With the red tape accounted for, it was time to get a feel for the place. First impressions, undeniably touristic. With a restaurant to cater for every nationality and taste lining the beach front, and a seaside promenade to rival any in mainland Europe, you could see town planners were working hard to attract the tourist dollar, and all in all it seems to be working.
However, none of this really interests me. I prefer socializing with other sailors and discovering what the locals do, to eating in restaurants with my invisible friends.
So what are those marina officials in fancy uniforms doing when they are not searching through your boat? Well, this one evidently passes the time keeping the local population of strays well supplied with fresh fish! He told me that this ginger one was his particular favourite.
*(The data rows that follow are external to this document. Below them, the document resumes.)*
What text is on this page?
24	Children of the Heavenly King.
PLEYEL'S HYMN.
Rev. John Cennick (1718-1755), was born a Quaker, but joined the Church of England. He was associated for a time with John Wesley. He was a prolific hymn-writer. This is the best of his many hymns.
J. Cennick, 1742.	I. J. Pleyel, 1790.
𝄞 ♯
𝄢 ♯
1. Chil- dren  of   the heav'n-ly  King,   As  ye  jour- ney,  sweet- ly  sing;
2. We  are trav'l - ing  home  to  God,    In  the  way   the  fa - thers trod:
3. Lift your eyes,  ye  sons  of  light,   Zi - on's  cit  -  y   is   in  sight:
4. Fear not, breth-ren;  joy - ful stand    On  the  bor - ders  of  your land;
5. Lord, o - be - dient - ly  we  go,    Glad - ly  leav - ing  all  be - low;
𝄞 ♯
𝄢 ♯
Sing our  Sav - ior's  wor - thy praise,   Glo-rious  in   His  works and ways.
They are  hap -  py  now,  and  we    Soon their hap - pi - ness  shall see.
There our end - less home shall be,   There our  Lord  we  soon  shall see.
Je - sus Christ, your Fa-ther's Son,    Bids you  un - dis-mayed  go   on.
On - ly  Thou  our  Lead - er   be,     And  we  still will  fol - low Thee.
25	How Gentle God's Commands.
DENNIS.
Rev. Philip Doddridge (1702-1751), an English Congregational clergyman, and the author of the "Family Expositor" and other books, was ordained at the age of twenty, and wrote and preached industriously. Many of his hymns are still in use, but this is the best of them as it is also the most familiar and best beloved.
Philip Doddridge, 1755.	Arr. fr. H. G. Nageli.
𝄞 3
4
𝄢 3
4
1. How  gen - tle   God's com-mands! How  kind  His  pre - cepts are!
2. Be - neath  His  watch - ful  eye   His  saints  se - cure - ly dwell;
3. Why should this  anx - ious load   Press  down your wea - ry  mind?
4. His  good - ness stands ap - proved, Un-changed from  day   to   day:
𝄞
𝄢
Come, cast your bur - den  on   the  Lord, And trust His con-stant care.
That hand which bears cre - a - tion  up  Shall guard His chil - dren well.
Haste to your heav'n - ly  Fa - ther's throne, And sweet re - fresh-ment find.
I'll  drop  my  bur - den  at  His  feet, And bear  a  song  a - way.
I met the very simpatico Greek and French crews of Troll, (seen here removing rust spots from their fine vessel), and Bajada (see link below). The odds are that I will see them again in the near future as they are considering taking the same route as Eileen of Avoca to Brazil. I hope so!
What I found especially interesting in Agadir was that I’d stumbled across this gathering of younger and more adventurous cruisers. Crews without a set plan or timetable, that were determined to avoid the formalized Caribbean “milk run” itinerary. Just have a look at this web site (in French but the photos tell the tale), to see what I mean:
I also discovered an unofficial underground sailors club than can only be described as the “avoid the ARC rally” crowd.
Up until now I’d only met a couple of entrants to this years ARC rally, but apparently most of the popular Canary Island anchorages (such as the one on Isla Graciosa), are so packed with ARC entrants that when the wind shifts and the yachts swing into their new position, everyone is in a panic.
Marinas are overflowing with “party crazed” (marina employee quote) ARC crews until the 21st when the 250 or so official participants and who knows how many unofficial “let’s tag along-ers”, leave Las Palmas in Gran Canaria.
My agoraphobic tendencies make me a shoe-in for “avoid the ARC” club membership, so I’ve decided to time my arrival in Gran Canaria with the moment everyone else leaves!